Thursday, April 26, 2007

I am sorry, Peking University ...

... but what's the reason behind translating 创新 chuang4xin1 ("innovation") as "imagination"?

I am sure, when it comes to Operating Systems, your 2007 Imagination Festival keynote speaker does rely much more on the latter than the former, but do you really need to rub it in that bad?


source: Xinhua News

Seriously: If Asia's best university (according to the 2006 THES World University Rankings ) can't hire a translator, I don't know who will.

Really sorry.


Thanks go to blogger "Beyondword" for pointing this out to me.

Thursday, April 12, 2007

Homegrown.

My colleague Ca-Mie De Souza 嘉美 in Beijing delivered a correspondent report on Chinglish yesterday.
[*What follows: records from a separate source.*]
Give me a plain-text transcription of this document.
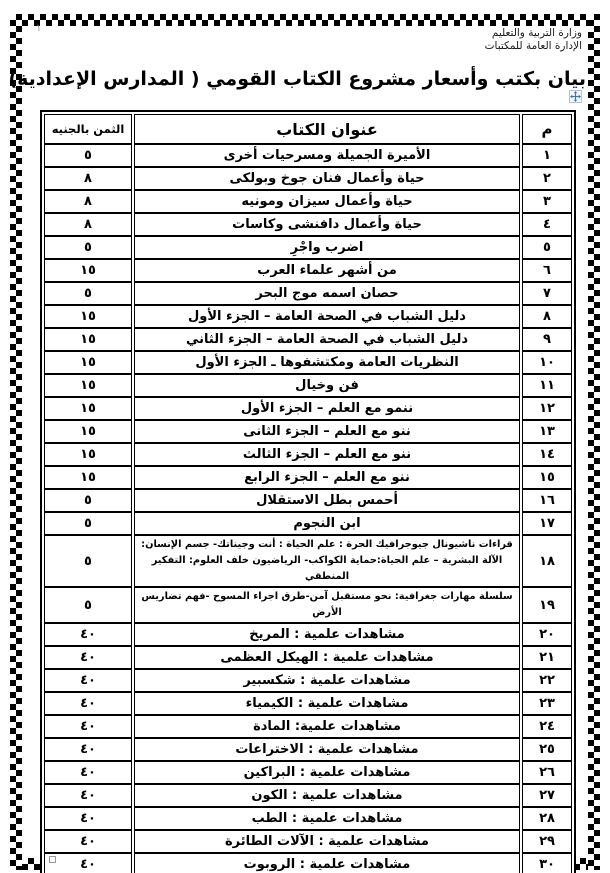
١	وزارة التربية والتعليم
الإدارة العامة للمكتبات
بيان بكتب وأسعار مشروع الكتاب القومي ( المدارس الإعدادية)
م	عنوان الكتاب	الثمن بالجنيه
١	الأميرة الجميلة ومسرحيات أخرى	٥
٢	حياة وأعمال فنان جوخ وبولكى	٨
٣	حياة وأعمال سيزان ومونيه	٨
٤	حياة وأعمال دافنشى وكاسات	٨
٥	اضرب واجْرِ	٥
٦	من أشهر علماء العرب	١٥
٧	حصان اسمه موج البحر	٥
٨	دليل الشباب في الصحة العامة – الجزء الأول	١٥
٩	دليل الشباب في الصحة العامة – الجزء الثاني	١٥
١٠	النظريات العامة ومكتشفوها ـ الجزء الأول	١٥
١١	فن وخيال	١٥
١٢	ننمو مع العلم – الجزء الأول	١٥
١٣	ننو مع العلم – الجزء الثانى	١٥
١٤	ننو مع العلم – الجزء الثالث	١٥
١٥	ننو مع العلم – الجزء الرابع	١٥
١٦	أحمس بطل الاستقلال	٥
١٧	ابن النجوم	٥
١٨	قراءات ناشيونال جيوجرافيك الحرة : علم الحياة : أنت وجيناتك- جسم الإنسان: الآلة البشرية – علم الحياة:حماية الكواكب- الرياضيون خلف العلوم: التفكير المنطقي	٥
١٩	سلسلة مهارات جغرافية: نحو مستقبل آمن-طرق اجراء المسوح -فهم تضاريس الأرض	٥
٢٠	مشاهدات علمية : المريخ	٤٠
٢١	مشاهدات علمية : الهيكل العظمى	٤٠
٢٢	مشاهدات علمية : شكسبير	٤٠
٢٣	مشاهدات علمية : الكيمياء	٤٠
٢٤	مشاهدات علمية: المادة	٤٠
٢٥	مشاهدات علمية : الاختراعات	٤٠
٢٦	مشاهدات علمية : البراكين	٤٠
٢٧	مشاهدات علمية : الكون	٤٠
٢٨	مشاهدات علمية : الطب	٤٠
٢٩	مشاهدات علمية : الآلات الطائرة	٤٠
٣٠	مشاهدات علمية : الروبوت	٤٠
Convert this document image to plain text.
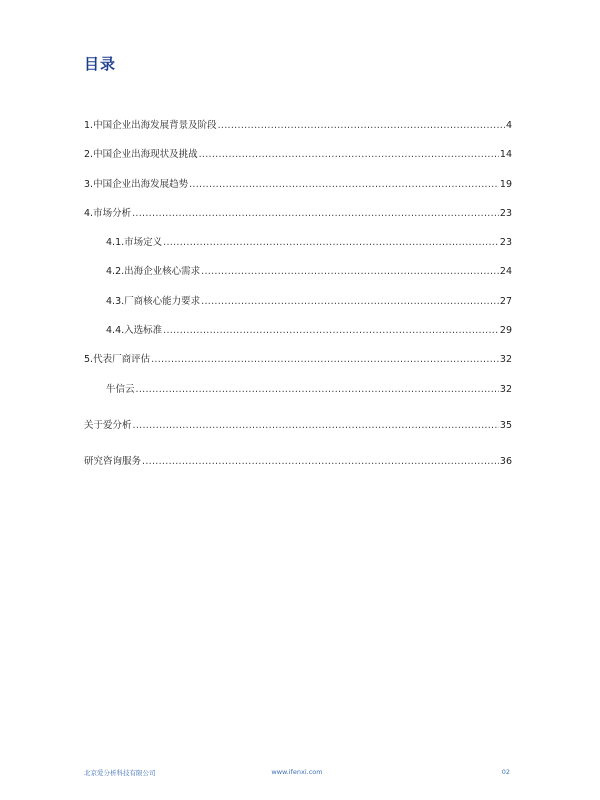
目录
1.中国企业出海发展背景及阶段 .....	4
2.中国企业出海现状及挑战 .....	14
3.中国企业出海发展趋势 .....	19
4.市场分析 .....	23
4.1.市场定义 .....	23
4.2.出海企业核心需求 .....	24
4.3.厂商核心能力要求 .....	27
4.4.入选标准 .....	29
5.代表厂商评估 .....	32
牛信云 .....	32
关于爱分析 .....	35
研究咨询服务 .....	36
北京爱分析科技有限公司	www.ifenxi.com	02
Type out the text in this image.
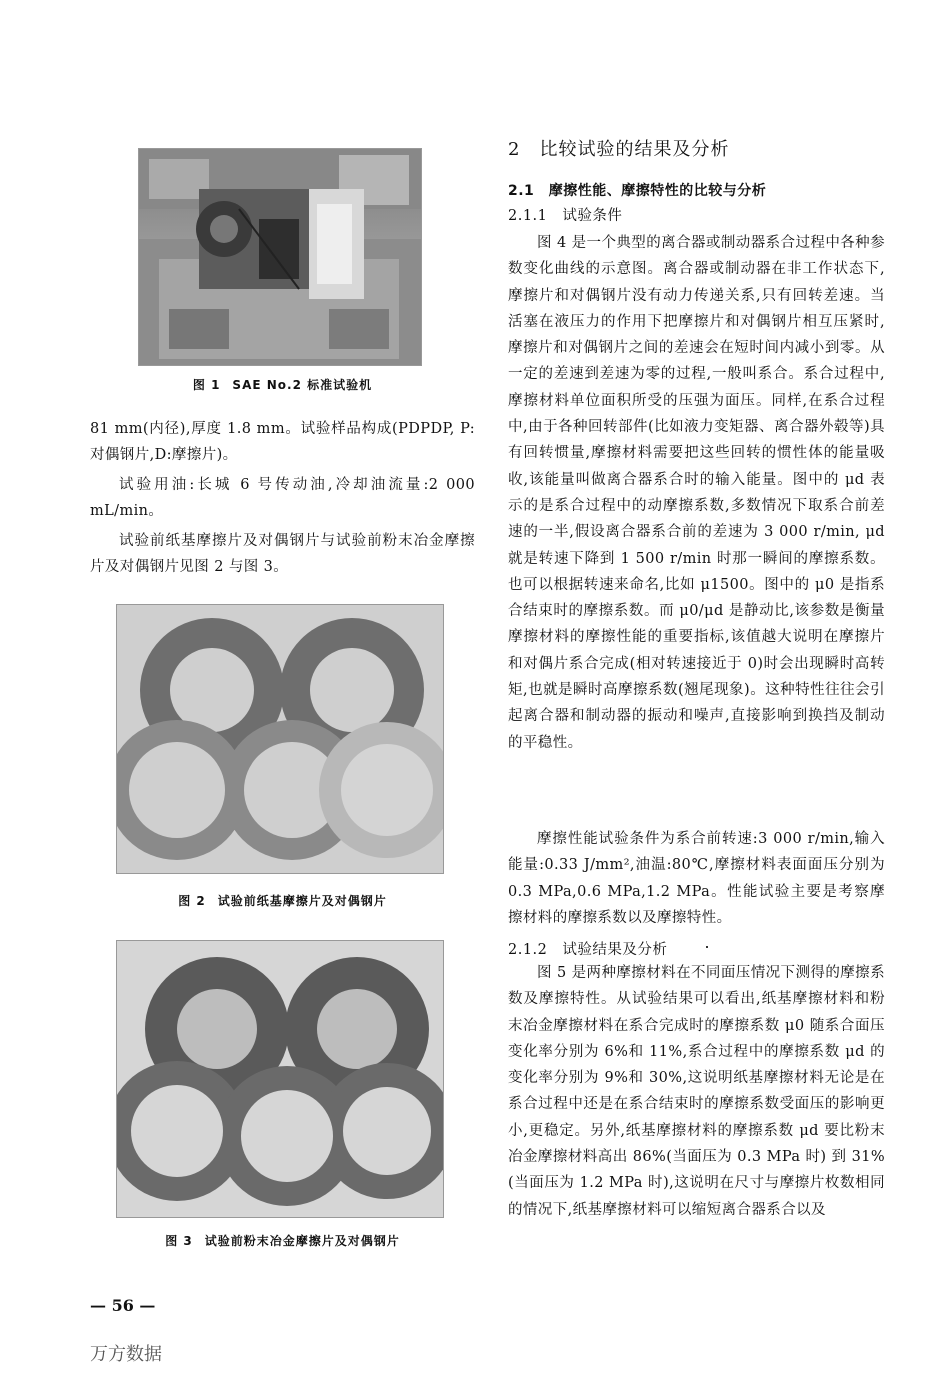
图 1 SAE No.2 标准试验机

81 mm(内径),厚度 1.8 mm。试验样品构成(PDPDP, P:对偶钢片,D:摩擦片)。

试验用油:长城 6 号传动油,冷却油流量:2 000 mL/min。

试验前纸基摩擦片及对偶钢片与试验前粉末冶金摩擦片及对偶钢片见图 2 与图 3。

图 2 试验前纸基摩擦片及对偶钢片
图 3 试验前粉末冶金摩擦片及对偶钢片
2　比较试验的结果及分析
2.1　摩擦性能、摩擦特性的比较与分析
2.1.1　试验条件

图 4 是一个典型的离合器或制动器系合过程中各种参数变化曲线的示意图。离合器或制动器在非工作状态下,摩擦片和对偶钢片没有动力传递关系,只有回转差速。当活塞在液压力的作用下把摩擦片和对偶钢片相互压紧时,摩擦片和对偶钢片之间的差速会在短时间内减小到零。从一定的差速到差速为零的过程,一般叫系合。系合过程中,摩擦材料单位面积所受的压强为面压。同样,在系合过程中,由于各种回转部件(比如液力变矩器、离合器外毂等)具有回转惯量,摩擦材料需要把这些回转的惯性体的能量吸收,该能量叫做离合器系合时的输入能量。图中的 μd 表示的是系合过程中的动摩擦系数,多数情况下取系合前差速的一半,假设离合器系合前的差速为 3 000 r/min, μd 就是转速下降到 1 500 r/min 时那一瞬间的摩擦系数。也可以根据转速来命名,比如 μ1500。图中的 μ0 是指系合结束时的摩擦系数。而 μ0/μd 是静动比,该参数是衡量摩擦材料的摩擦性能的重要指标,该值越大说明在摩擦片和对偶片系合完成(相对转速接近于 0)时会出现瞬时高转矩,也就是瞬时高摩擦系数(翘尾现象)。这种特性往往会引起离合器和制动器的振动和噪声,直接影响到换挡及制动的平稳性。

摩擦性能试验条件为系合前转速:3 000 r/min,输入能量:0.33 J/mm²,油温:80℃,摩擦材料表面面压分别为 0.3 MPa,0.6 MPa,1.2 MPa。性能试验主要是考察摩擦材料的摩擦系数以及摩擦特性。

2.1.2　试验结果及分析

图 5 是两种摩擦材料在不同面压情况下测得的摩擦系数及摩擦特性。从试验结果可以看出,纸基摩擦材料和粉末冶金摩擦材料在系合完成时的摩擦系数 μ0 随系合面压变化率分别为 6%和 11%,系合过程中的摩擦系数 μd 的变化率分别为 9%和 30%,这说明纸基摩擦材料无论是在系合过程中还是在系合结束时的摩擦系数受面压的影响更小,更稳定。另外,纸基摩擦材料的摩擦系数 μd 要比粉末冶金摩擦材料高出 86%(当面压为 0.3 MPa 时) 到 31%(当面压为 1.2 MPa 时),这说明在尺寸与摩擦片枚数相同的情况下,纸基摩擦材料可以缩短离合器系合以及

— 56 —
万方数据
In China to standardise English used on bilingual signboards the most interesting statement is related to my Possible approaches to China's bilingual sign-makers. A shop owner is quoted saying
我们没有专门的翻译,主要我们还是邀请别人,或者是我们简单地通过电脑的金山快译和英汉字典。招牌之类的可能就用简单的,文字并没有太复杂的。We don't have professional translators, so we ask someone else or use the computer's Kingsoft translation tool and an English-Chinese dictionary. Signs usually have simple words so we try to translate them ourselves"
(Kingsoft is a popular Chinese-English translation software in the PRC, original Chinese quotation from www.xin.sg)

This strongly supports my guess that a lot of offline Chinglish is actually produced online, don't you think?